If the pitcher moves at a constant speed, the line created by falling material is vertical, so no triangle forms. If the pitcher accelerates at a constant rate, the line created by the collection of falling material makes a straight but slanted line, which then forms a triangle. And, as da Vinci pointed out in a key diagram, if the pitcher’s motion is accelerated at the same rate that gravity accelerates the falling material, it creates an equilateral triangle—which is what Gharib originally noticed that da Vinci had highlighted with the note “Equatione di Moti,” or “equalization (equivalence) of motions.” 

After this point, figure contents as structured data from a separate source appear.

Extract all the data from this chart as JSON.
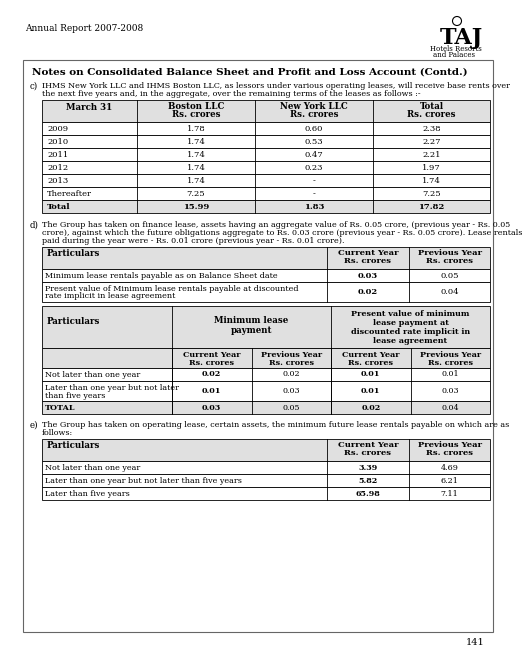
{
  "page_header": "Annual Report 2007-2008",
  "page_number": "141",
  "section_title": "Notes on Consolidated Balance Sheet and Profit and Loss Account (Contd.)",
  "section_c_label": "c)",
  "section_c_text1": "IHMS New York LLC and IHMS Boston LLC, as lessors under various operating leases, will receive base rents over",
  "section_c_text2": "the next five years and, in the aggregate, over the remaining terms of the leases as follows :-",
  "table1_headers": [
    "March 31",
    "Boston LLC\nRs. crores",
    "New York LLC\nRs. crores",
    "Total\nRs. crores"
  ],
  "table1_rows": [
    [
      "2009",
      "1.78",
      "0.60",
      "2.38"
    ],
    [
      "2010",
      "1.74",
      "0.53",
      "2.27"
    ],
    [
      "2011",
      "1.74",
      "0.47",
      "2.21"
    ],
    [
      "2012",
      "1.74",
      "0.23",
      "1.97"
    ],
    [
      "2013",
      "1.74",
      "-",
      "1.74"
    ],
    [
      "Thereafter",
      "7.25",
      "-",
      "7.25"
    ],
    [
      "Total",
      "15.99",
      "1.83",
      "17.82"
    ]
  ],
  "section_d_label": "d)",
  "section_d_text1": "The Group has taken on finance lease, assets having an aggregate value of Rs. 0.05 crore, (previous year - Rs. 0.05",
  "section_d_text2": "crore), against which the future obligations aggregate to Rs. 0.03 crore (previous year - Rs. 0.05 crore). Lease rentals",
  "section_d_text3": "paid during the year were - Rs. 0.01 crore (previous year - Rs. 0.01 crore).",
  "table2_headers": [
    "Particulars",
    "Current Year\nRs. crores",
    "Previous Year\nRs. crores"
  ],
  "table2_rows": [
    [
      "Minimum lease rentals payable as on Balance Sheet date",
      "0.03",
      "0.05"
    ],
    [
      "Present value of Minimum lease rentals payable at discounted\nrate implicit in lease agreement",
      "0.02",
      "0.04"
    ]
  ],
  "table3_col1_header": "Particulars",
  "table3_col2_header": "Minimum lease\npayment",
  "table3_col3_header": "Present value of minimum\nlease payment at\ndiscounted rate implicit in\nlease agreement",
  "table3_subheaders": [
    "Current Year\nRs. crores",
    "Previous Year\nRs. crores",
    "Current Year\nRs. crores",
    "Previous Year\nRs. crores"
  ],
  "table3_rows": [
    [
      "Not later than one year",
      "0.02",
      "0.02",
      "0.01",
      "0.01"
    ],
    [
      "Later than one year but not later\nthan five years",
      "0.01",
      "0.03",
      "0.01",
      "0.03"
    ],
    [
      "TOTAL",
      "0.03",
      "0.05",
      "0.02",
      "0.04"
    ]
  ],
  "section_e_label": "e)",
  "section_e_text1": "The Group has taken on operating lease, certain assets, the minimum future lease rentals payable on which are as",
  "section_e_text2": "follows:",
  "table4_headers": [
    "Particulars",
    "Current Year\nRs. crores",
    "Previous Year\nRs. crores"
  ],
  "table4_rows": [
    [
      "Not later than one year",
      "3.39",
      "4.69"
    ],
    [
      "Later than one year but not later than five years",
      "5.82",
      "6.21"
    ],
    [
      "Later than five years",
      "65.98",
      "7.11"
    ]
  ],
  "bg_color": "#ffffff"
}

Da Vinci sought to mathematically describe that acceleration. It is here, according to the study’s authors, that he didn’t quite hit the mark. To explore da Vinci’s process, the team used computer modeling to run his water vase experiment. Doing so yielded da Vinci’s error.

“What we saw is that Leonardo wrestled with this, but he modeled it as the falling object’s distance was proportional to 2 to the t power [with t representing time] instead proportional to t squared,” Roh says. “It’s wrong, but we later found out that he used this sort of wrong equation in the correct way.” In his notes, da Vinci illustrated an object falling for up to four intervals of time—a period through which graphs of both types of equations line up closely.

“We don’t know if da Vinci did further experiments or probed this question more deeply,” Gharib says. “But the fact that he was grappling with this problem in this way—in the early 1500s—demonstrates just how far ahead his thinking was.”

The paper is titled “Leonardo da Vinci’s Visualization of Gravity as a Form of Acceleration.”